Monday, January 24, 2005

not what we meant

Senator Wayne Allard, a Republican from Colorado, thinks that the constitutional amendment banning gay marriage might just have a chance in Congress after all.

Following the 2004 elections, Democrats have been wringing their hands trying to figure out how they can break up Republicans' monopoly on moral values.

Allard seems to think that this might include reconsidering their current opposition to the amendment.

"I know the Democrats are reevaluating their position on a number of social issues, and I'll bet this is one of those issues."

Yeah, that's not what we meant.

Lefties got pretty bent out of shape when Dems started talking about embracing morality and religion as a strategy for winning more elections. Lots of blather about the need for the separation between church and state. Lots of anxiety that suddenly the Dems were going to do just what Allard seems to think they are -- abandoning their principles.

That's not what it is about. Soon after the election, Rabbi Michael Lerner wrote, "Imagine if John Kerry had been able to counter George Bush by insisting that a serious religious person would never turn his back on the suffering of the poor, that the Bible's injunction to love one's neighbor required us to provide health care for all, and that the New Testament's command to 'turn the other cheek' should give us a predisposition against responding to violence with violence."
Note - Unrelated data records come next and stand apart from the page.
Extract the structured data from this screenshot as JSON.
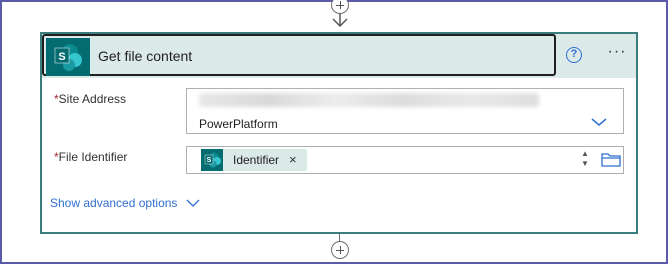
{
  "action": {
    "title": "Get file content",
    "icon": "sharepoint-icon",
    "logo_letter": "S",
    "help_symbol": "?",
    "more_symbol": "···"
  },
  "fields": {
    "site_address": {
      "required_mark": "*",
      "label": "Site Address",
      "value": "PowerPlatform"
    },
    "file_identifier": {
      "required_mark": "*",
      "label": "File Identifier",
      "token": "Identifier",
      "token_remove": "×"
    }
  },
  "advanced": {
    "label": "Show advanced options"
  },
  "colors": {
    "frame_border": "#5b5ba8",
    "card_border": "#3b7d7d",
    "header_bg": "#dbe9e9",
    "sharepoint": "#036c70",
    "link": "#2f6fd0",
    "required": "#a4262c"
  }
}
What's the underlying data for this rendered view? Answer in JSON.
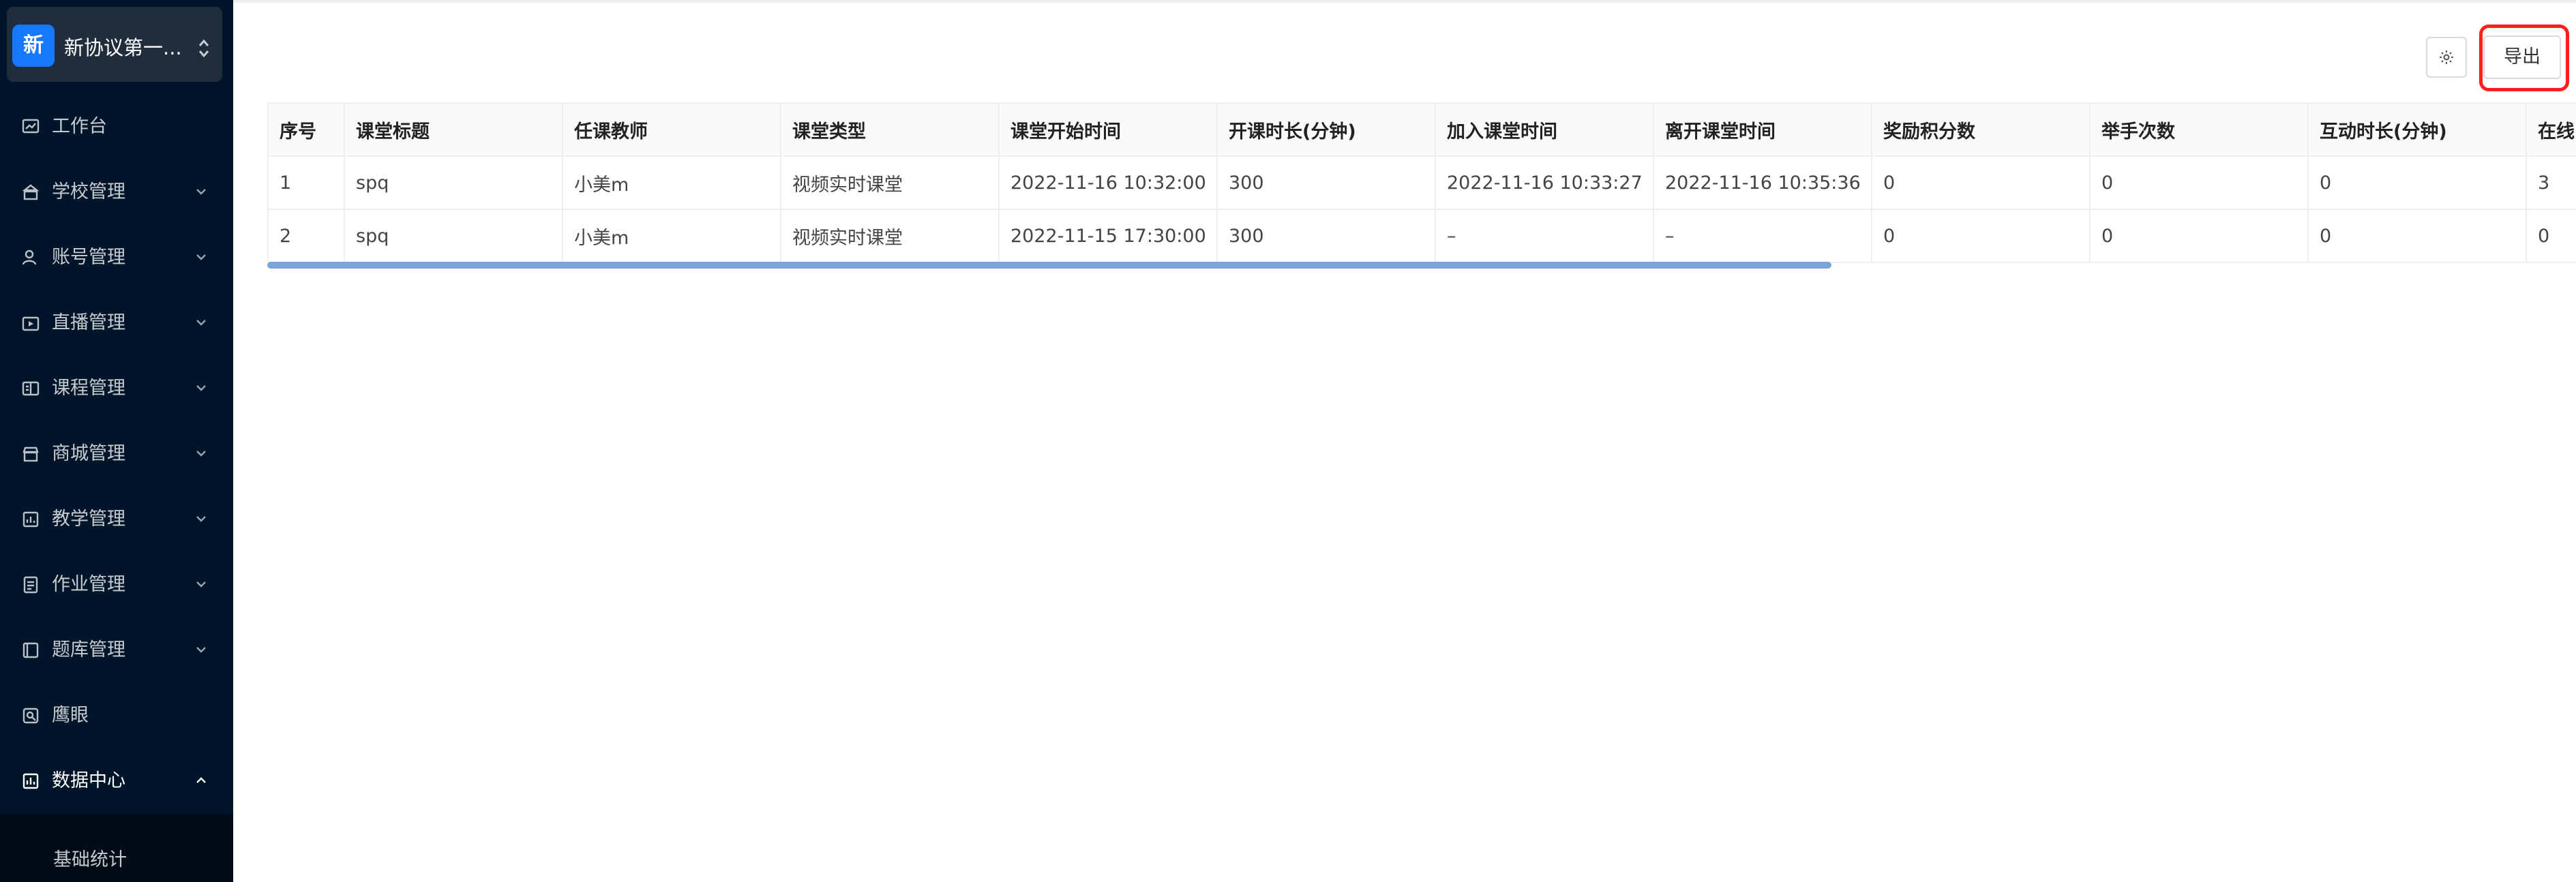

Jim Wallis has a similar message in his new book, God's Politics: Why the Right Gets It Wrong and the Left Doesn't Get It.

Some of the Left's biggest heroes — Dr. King, Gandhi, Jimmy Carter — have spoken eloquently about the role that their faith has played in their views on social justice. I'm with them. It's not about letting the Right define morality. It's about making it clear how the things that we believe in are moral.